CAD – Cleared stops in USD/CAD yesterday through 1.0280 after the broad-based USD capitulation, which leaves 1.0250 as the last barrier before we take a run at 50DMA at 1.02. Persistent macro and RM demand 1.03/1.0320 continues to support USD/CAD and now all hangs on ADP/NFP and with a light data day ahead, ranges should remain pretty constrained and while corp. offers remain in place 1.04-1.0420 now picking up some leveraged stops below that 1.0365-80, which are the first seen topside for some time.

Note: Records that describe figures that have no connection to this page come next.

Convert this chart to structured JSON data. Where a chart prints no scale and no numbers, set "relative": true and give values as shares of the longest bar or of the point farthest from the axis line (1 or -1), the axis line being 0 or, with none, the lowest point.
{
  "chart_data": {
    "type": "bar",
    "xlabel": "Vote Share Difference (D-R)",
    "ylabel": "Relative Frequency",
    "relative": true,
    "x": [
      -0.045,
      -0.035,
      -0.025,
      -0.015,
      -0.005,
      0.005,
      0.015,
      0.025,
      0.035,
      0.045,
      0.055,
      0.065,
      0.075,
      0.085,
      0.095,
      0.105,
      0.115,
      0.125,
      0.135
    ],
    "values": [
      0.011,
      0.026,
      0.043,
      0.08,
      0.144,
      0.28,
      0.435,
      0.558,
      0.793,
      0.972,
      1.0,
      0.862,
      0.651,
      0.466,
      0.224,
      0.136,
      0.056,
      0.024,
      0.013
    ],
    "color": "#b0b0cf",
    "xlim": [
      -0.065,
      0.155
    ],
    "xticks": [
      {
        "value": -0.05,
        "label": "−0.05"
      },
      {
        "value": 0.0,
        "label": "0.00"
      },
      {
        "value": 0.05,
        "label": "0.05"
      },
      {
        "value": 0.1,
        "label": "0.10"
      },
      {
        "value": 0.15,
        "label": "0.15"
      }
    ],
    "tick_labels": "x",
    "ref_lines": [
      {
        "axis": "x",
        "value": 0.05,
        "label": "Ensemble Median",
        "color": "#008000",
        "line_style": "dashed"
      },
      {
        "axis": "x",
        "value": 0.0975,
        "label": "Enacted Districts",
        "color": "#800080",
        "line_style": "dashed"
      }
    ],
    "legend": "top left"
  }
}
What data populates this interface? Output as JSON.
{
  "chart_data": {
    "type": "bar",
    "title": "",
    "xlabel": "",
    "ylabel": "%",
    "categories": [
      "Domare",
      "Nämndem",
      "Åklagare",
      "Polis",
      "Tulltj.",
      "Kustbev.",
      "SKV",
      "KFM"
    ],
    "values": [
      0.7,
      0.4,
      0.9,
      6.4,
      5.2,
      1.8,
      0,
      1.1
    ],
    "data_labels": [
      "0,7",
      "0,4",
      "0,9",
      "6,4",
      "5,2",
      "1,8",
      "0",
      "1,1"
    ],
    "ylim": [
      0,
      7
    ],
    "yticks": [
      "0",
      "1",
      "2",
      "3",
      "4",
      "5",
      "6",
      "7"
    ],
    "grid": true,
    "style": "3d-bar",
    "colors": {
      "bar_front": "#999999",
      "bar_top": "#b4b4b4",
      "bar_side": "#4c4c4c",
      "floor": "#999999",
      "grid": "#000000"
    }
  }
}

Canadian trade data at (13:30LDN).
Scandies – Strong PMI prints from Sweden (51.9 vs. cf. 50.2) and Norway (52.0 vs. cf. 49.5) yesterday kept NOK/SEK in check but market positioning remains long and would expect to see stops through last week’s low at 1.1240 before we hit patch of support 1.1150-1.12, but with Norwegian manufacturing data to come on Friday the position continues provide the right risk reward looking to retest 1.14/1.1450. EUR/NOK found good support again 7.55/7.58 with leverage demand popping up on dips, but flows remain light as the USD story remains centre stage. Macro demand for USD/NOK and USD/SEK prevalent this morning, after demand from same sector in USD/NOK yesterday around 5.84 but with a light data day ahead I think we hold pretty tight ranges today in the USD crosses. EUR/SEK did manage to clear last week’s lows through 8.5540 but broader 8.50/8.65 remains intact.